I am using regex to print out a string and adding a new line after a character limit. I don't want to split up a word if it hits the limit (start printing the word on the next line) unless a group of concatenated characters exceed the limit where then I just continue the end of the word on the next line. However when I hit special characters(e.g. +-.,!@#$%^&*;) as you'll see when I test my code below, it adds an additional character to the limit for some reason. Why is this?
My function is:
public static String limiter(String str, int lim) {
str = str.trim().replaceAll(" +", " ");
str = str.replaceAll("\n +", "\n");
Matcher mtr = Pattern.compile("(.{1," + lim + "}(\\W|$))|(.{0," + lim + "})").matcher(str);
String newStr = "";
int ctr = 0;
while (mtr.find()) {
if (ctr == 0) {
newStr += (mtr.group());
ctr++;
} else {
newStr += ("\n") + (mtr.group());
}
}
return newStr ;
}
So my input is:
String str = " The 123456789 456789 +-.,!@#$%^&*();\\/|<>\"\' fox jumpeded over the uf\n 2 3456 green fence ";
With a character line limit of 7.
It outputs:
456789 +
-.,!@#$%
^&*();\/
|<>"
When the correct output should be:
456789
+-.,!@#
$%^&*()
;\/|<>"
My code is linked to an online compiler you can run here: https://ideone.com/9gckP1
You need to replace the (\W|$)
with \b
as your intention is to match whole words (and \b
provides this functionality).
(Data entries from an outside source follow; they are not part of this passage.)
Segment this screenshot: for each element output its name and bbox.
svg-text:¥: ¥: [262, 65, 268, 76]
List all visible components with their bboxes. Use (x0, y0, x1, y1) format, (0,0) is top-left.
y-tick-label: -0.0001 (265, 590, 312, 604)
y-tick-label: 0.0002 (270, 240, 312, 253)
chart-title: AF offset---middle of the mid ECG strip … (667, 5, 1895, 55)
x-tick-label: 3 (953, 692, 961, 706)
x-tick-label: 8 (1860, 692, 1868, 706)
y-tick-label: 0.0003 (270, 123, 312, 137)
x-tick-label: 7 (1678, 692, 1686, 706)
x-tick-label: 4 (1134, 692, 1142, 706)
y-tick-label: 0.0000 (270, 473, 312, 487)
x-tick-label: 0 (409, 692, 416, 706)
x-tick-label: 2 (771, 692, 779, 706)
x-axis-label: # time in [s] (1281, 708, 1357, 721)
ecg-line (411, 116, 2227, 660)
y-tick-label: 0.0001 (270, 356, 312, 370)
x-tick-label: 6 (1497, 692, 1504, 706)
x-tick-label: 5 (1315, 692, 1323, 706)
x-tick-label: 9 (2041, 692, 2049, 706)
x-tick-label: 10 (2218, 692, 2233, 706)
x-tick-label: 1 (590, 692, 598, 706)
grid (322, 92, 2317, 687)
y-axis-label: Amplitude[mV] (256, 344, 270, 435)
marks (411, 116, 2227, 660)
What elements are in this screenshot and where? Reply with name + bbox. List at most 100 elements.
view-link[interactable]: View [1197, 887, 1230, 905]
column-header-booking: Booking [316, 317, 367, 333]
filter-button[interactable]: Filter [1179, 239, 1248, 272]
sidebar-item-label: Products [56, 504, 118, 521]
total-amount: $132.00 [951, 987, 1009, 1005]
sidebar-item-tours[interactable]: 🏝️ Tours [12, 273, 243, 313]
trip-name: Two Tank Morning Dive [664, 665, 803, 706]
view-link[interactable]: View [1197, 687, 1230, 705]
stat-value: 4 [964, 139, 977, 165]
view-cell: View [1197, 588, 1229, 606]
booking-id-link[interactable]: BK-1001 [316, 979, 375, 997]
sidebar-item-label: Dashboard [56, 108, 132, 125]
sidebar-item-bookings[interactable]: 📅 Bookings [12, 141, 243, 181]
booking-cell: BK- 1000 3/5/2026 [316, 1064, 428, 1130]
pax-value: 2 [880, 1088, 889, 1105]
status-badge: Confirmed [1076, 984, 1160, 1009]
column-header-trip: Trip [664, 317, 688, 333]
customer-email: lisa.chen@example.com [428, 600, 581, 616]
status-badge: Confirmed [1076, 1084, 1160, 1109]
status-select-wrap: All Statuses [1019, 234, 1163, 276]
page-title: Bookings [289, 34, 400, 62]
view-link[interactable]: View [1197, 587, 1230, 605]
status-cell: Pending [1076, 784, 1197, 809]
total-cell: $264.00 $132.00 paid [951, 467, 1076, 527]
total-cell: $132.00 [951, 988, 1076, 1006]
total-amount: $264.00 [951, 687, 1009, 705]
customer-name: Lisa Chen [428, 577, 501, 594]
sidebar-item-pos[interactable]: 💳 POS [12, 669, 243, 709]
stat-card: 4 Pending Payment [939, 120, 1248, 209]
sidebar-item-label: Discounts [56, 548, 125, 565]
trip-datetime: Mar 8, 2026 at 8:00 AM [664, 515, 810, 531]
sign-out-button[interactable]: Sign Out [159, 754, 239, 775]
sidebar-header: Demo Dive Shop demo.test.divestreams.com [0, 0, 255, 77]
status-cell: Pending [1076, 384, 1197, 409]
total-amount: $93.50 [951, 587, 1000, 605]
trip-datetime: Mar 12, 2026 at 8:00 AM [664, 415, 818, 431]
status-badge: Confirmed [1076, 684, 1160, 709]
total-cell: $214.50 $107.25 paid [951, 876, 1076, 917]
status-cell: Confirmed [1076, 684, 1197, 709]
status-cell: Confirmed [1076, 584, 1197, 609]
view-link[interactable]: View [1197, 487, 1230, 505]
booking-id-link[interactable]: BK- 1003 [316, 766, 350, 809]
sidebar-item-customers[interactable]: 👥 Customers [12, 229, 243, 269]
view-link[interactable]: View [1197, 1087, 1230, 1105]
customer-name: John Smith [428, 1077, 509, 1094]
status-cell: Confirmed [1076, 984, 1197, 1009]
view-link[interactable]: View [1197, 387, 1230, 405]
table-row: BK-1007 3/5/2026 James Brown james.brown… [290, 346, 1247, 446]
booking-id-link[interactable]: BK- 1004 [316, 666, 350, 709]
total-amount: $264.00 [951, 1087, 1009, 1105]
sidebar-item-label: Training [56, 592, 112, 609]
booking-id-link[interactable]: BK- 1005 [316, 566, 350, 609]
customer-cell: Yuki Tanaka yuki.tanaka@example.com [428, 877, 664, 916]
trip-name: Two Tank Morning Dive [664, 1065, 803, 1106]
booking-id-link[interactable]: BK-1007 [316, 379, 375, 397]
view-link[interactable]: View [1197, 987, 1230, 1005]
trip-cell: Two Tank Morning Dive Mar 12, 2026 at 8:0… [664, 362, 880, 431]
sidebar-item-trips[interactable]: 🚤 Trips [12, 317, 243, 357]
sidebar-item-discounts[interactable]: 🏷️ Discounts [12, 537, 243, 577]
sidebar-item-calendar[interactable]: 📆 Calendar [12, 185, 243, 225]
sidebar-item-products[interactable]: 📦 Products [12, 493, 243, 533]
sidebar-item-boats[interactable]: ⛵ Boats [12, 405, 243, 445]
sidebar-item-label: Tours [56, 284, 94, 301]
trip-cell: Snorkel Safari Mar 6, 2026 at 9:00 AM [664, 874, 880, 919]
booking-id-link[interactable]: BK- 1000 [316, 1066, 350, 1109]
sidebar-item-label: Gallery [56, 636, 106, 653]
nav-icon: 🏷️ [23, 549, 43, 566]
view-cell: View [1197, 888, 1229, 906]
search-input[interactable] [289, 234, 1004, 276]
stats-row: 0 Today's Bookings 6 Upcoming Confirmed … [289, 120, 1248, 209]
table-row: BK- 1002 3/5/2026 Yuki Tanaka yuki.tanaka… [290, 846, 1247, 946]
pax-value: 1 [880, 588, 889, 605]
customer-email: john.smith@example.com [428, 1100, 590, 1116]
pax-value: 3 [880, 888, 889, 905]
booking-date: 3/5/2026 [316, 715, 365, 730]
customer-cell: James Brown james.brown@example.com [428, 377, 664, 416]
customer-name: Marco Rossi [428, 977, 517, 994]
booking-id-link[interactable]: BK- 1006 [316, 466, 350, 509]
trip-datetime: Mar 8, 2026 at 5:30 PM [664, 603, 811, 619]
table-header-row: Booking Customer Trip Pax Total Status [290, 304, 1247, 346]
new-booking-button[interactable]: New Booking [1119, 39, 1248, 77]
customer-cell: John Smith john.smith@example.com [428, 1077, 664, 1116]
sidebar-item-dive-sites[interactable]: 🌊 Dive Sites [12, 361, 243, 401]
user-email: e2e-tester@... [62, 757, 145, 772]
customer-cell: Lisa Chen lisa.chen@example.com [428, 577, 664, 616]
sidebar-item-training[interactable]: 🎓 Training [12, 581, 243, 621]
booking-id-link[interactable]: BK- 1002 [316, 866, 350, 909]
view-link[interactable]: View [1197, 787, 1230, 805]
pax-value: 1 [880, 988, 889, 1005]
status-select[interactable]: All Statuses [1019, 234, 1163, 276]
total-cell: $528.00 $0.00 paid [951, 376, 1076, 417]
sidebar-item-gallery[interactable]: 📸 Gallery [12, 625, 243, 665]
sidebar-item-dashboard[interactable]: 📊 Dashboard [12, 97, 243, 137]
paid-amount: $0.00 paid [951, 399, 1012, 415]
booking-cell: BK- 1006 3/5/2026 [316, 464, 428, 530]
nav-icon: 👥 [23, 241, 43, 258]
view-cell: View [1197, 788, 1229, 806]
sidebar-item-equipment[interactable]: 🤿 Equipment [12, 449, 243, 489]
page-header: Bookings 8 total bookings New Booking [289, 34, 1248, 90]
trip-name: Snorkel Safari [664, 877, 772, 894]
Also, since you do not need trailing whitespace on newly created lines, you need to also use \s*
.
So, use
Matcher mtr = Pattern.compile("(?U)(.{1," + lim + "}\\b\\s*)|(.{0," + lim + "})").matcher(str);
See demo
Note that (?U)
is used here to "fix" the word boundary behavior to keep it in sync with \w
(so that diacritics were not considered word characters).